Jonathon Porritt, the person who has done more than anyone to promote sustainable development in the UK, has now created a website (http://www.jonathonporritt.com/), and one of the first articles is a response to Guardian columnist George Monbiot on nuclear power. I don’t agree with Jonathon on this, but his article is definitely worth reading.
Encouragingly, Jonathon accepts that there is a legitimate debate to be had about the role of nuclear power. He doesn’t regard being anti-nuclear as a theological tenet of being ‘green’, and states that:
“I’ve always supported the continuation of research into new nuclear technologies. It is indeed conceivable that at some stage in the future new reactor designs could prove to be so superior that we would be mad not to take advantage of such breakthroughs in the supply mix. We should continue to keep that door open.”
Friends of the Earth England and Wales have said the same, supporting research into thorium molten salt reactors (see http://www.cer.org.uk/pdf/pb_thorium_june11.pdf).
But Jonathon opposes the construction of new nuclear power stations using existing nuclear technology, citing cost, incompatability with renewables, the fact that renewables are always better and the availability of CCS as a better bridge technology until we can be 100% reliant on renewables.
Jonathon disagrees with the Committee on Climate Change’s recent conclusion that nuclear is “the most cost-effective” low carbon technology. He highlights the hidden subsidies on nuclear power, including the indirect subsidy which the industry receives in the form of insurance liability, and asserts that:
“no reactor ever has been, or ever will be, built without massive public subsidy – a point readily conceded by most industry representatives”.
He is right about this. Nuclear power requires subsidy, just as renewables and CCS do. As Ed Miliband said when he was Energy and Climate Change Secretary: “You can have cheap energy, or you can have clean energy. You can’t yet have cheap, clean energy”.
Jonathon accepts the need for CCS as a bridge technology:
“There will need to be some “generating bridge” to get us to that 2050 point. For me, this comes down to a straight choice between your [George Monbiot’s] “least worst option”, namely nuclear, and my “least worst option”, gas plus Carbon Capture and Storage (CCS). Both nuclear and CCS are hugely expensive, and CCS is still unproven at scale. But we’re almost certainly going to need CCS anyway (installed even on biomass plants) given the speed at which greenhouse gases continue to build up in the atmosphere. And at least gas is relatively cheap, relatively easily available, and relatively easy to build.
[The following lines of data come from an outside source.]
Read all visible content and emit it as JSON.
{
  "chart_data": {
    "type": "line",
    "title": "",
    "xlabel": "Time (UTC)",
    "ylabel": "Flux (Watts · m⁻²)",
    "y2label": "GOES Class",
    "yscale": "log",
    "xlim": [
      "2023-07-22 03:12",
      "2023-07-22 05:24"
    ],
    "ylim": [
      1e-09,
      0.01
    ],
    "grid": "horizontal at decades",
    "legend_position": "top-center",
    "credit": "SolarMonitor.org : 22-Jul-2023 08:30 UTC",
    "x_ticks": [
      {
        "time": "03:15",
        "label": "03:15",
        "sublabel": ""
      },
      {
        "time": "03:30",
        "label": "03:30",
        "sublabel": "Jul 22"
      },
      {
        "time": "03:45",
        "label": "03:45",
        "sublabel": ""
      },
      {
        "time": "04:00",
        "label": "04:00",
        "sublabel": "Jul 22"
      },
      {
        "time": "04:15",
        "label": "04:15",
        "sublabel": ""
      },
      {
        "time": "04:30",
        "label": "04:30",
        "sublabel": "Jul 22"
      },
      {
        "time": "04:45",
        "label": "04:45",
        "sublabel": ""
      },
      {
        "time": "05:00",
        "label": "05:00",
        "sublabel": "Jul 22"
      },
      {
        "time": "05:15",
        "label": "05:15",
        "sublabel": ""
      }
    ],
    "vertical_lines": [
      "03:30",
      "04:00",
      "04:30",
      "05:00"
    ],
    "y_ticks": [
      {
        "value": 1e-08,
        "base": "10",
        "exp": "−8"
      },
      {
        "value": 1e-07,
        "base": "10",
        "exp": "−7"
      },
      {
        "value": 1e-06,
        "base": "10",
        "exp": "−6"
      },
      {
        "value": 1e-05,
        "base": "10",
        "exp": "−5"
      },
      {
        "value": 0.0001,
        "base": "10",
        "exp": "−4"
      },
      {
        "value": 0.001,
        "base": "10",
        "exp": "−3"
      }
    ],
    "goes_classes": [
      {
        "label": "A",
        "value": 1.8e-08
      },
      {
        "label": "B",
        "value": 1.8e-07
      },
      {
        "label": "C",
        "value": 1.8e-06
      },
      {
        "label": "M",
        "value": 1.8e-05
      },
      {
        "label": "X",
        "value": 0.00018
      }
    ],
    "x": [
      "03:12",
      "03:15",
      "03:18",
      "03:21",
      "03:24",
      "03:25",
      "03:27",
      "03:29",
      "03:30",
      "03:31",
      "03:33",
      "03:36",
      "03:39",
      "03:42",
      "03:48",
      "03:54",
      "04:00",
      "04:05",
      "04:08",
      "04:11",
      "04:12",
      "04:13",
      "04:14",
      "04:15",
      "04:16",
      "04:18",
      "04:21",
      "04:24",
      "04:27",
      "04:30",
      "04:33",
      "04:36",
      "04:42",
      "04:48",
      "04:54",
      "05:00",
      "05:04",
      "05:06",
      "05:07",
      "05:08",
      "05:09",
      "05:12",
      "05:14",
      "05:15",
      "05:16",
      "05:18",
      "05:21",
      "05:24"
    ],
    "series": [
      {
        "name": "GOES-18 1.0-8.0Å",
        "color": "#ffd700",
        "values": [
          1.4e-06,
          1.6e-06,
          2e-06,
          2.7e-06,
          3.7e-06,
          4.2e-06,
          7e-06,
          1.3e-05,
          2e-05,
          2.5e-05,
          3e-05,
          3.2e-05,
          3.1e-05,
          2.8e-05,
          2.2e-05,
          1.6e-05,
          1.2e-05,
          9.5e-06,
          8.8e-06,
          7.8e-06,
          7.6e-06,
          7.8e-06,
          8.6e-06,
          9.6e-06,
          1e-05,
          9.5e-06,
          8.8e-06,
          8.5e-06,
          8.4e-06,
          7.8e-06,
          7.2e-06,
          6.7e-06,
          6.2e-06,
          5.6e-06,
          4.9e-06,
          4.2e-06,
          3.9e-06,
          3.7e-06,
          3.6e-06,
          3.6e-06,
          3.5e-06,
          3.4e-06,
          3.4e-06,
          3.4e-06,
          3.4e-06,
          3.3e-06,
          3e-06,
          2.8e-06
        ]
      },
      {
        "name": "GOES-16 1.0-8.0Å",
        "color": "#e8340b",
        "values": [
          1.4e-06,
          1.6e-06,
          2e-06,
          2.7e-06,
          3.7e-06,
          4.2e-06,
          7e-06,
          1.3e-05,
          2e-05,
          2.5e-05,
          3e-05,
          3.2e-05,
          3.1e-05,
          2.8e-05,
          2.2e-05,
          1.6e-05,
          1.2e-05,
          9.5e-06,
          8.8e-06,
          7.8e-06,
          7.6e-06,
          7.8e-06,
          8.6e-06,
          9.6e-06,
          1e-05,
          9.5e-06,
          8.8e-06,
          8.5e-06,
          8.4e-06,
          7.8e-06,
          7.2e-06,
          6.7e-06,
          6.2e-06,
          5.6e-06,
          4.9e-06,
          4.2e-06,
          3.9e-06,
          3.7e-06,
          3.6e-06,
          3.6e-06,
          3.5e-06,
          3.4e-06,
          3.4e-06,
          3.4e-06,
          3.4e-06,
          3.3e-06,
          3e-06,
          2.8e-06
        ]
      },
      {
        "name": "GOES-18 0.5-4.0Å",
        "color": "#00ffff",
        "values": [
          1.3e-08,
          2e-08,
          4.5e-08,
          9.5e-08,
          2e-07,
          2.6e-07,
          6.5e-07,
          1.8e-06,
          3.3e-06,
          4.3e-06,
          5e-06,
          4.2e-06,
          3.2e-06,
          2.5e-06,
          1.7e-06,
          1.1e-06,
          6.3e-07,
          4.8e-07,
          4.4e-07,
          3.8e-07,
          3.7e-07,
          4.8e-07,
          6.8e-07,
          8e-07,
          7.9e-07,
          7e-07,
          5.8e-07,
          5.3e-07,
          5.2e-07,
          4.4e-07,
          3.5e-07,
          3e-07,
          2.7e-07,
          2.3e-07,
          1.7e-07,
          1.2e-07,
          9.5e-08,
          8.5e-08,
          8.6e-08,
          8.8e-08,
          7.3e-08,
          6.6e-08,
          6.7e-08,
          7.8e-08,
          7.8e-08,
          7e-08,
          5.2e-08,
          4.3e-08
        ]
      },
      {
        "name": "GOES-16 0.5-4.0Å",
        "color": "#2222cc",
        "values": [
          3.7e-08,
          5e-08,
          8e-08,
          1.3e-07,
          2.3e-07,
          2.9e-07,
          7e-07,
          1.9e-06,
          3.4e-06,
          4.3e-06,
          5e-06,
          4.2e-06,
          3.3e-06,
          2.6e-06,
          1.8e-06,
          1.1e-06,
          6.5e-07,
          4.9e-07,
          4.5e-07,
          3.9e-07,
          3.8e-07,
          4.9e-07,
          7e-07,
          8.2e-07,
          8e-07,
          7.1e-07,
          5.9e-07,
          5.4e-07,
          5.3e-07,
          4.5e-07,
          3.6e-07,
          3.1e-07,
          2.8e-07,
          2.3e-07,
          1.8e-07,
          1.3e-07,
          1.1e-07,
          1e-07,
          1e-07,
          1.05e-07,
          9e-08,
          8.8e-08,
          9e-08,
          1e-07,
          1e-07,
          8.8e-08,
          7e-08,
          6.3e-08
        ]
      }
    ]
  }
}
Gas-powered stations built over the next five to ten years could be economically retired from 2035 onwards.”
This is an important argument, and one which Jonathon could usefully make to Green Party leader and MP Caroline Lucas, who opposes both nuclear and CCS. (He is a member of the Green Party, so I’m sure he has.) The reason why I believe both nuclear and CCS are needed as bridges is because – as Jonathon acknowledges – CCS is still not proven at scale. There is no obvious reason why it shouldn’t work. But we won’t be absolutely sure until it has been demonstrated at scale and integrated throughout the process. That won’t happen for the next five years at least, probably longer. So it isn’t sensible, in my view, to put all our eggs in the CCS basket. Nuclear power stations take a long time to construct, so a five year delay in starting construction would mean extra years of burning coal and gas without CCS – which the climate can’t afford.
Jonathon then argues that nuclear power stations have a high financial opportunity cost:
“Nuclear power is the most capital-intensive of all supply options. With estimates ranging from £4 billion to £5.5 billion for a new nuclear reactor, there is a clear risk that other options will be frozen out by this level of capital commitment.”
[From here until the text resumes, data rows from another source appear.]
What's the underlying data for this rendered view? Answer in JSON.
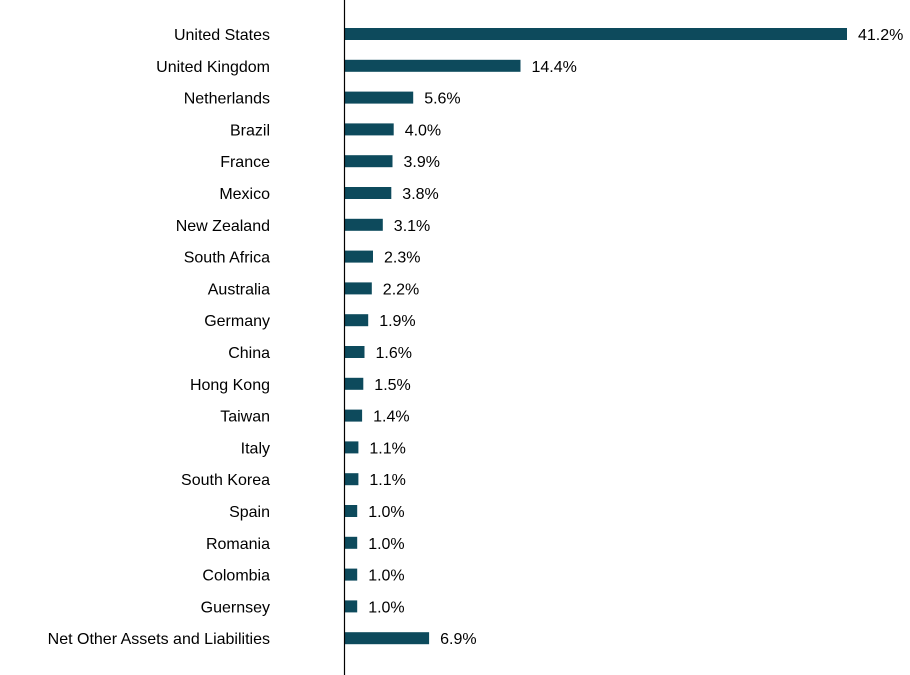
{
  "chart_data": {
    "type": "bar",
    "orientation": "horizontal",
    "categories": [
      "United States",
      "United Kingdom",
      "Netherlands",
      "Brazil",
      "France",
      "Mexico",
      "New Zealand",
      "South Africa",
      "Australia",
      "Germany",
      "China",
      "Hong Kong",
      "Taiwan",
      "Italy",
      "South Korea",
      "Spain",
      "Romania",
      "Colombia",
      "Guernsey",
      "Net Other Assets and Liabilities"
    ],
    "values": [
      41.2,
      14.4,
      5.6,
      4.0,
      3.9,
      3.8,
      3.1,
      2.3,
      2.2,
      1.9,
      1.6,
      1.5,
      1.4,
      1.1,
      1.1,
      1.0,
      1.0,
      1.0,
      1.0,
      6.9
    ],
    "value_labels": [
      "41.2%",
      "14.4%",
      "5.6%",
      "4.0%",
      "3.9%",
      "3.8%",
      "3.1%",
      "2.3%",
      "2.2%",
      "1.9%",
      "1.6%",
      "1.5%",
      "1.4%",
      "1.1%",
      "1.1%",
      "1.0%",
      "1.0%",
      "1.0%",
      "1.0%",
      "6.9%"
    ],
    "unit": "%",
    "title": "",
    "xlabel": "",
    "ylabel": "",
    "xlim": [
      0,
      41.2
    ],
    "grid": false,
    "legend": "none",
    "bar_color": "#0d4a5c"
  }
}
This is a legitimate concern, and he also points out that some nuclear companies are arguing against rapid renewable expansion. But the countries with the highest installed wind power capacity, China and the US, both have pro-nuclear governments. And France is doing better on renewables than the UK is. So it is possible to support and expand both renewables and nuclear power.
Jonathon then answers a question posed by George Monbiot: are renewables always better?:
“I believe the answer to that question, today, is a clear “yes”.”
Does he really mean “always”? Does he think that biofuels which lead to high carbon emissions than petrol or diesel do are better than electric vehicles powered by nuclear stations? Or that power stations burning energy crops, meaning that forests are cut down to grow the food previously grown where the energy crops are now grown, are better than nuclear power stations? If he does mean this, I can only disagree.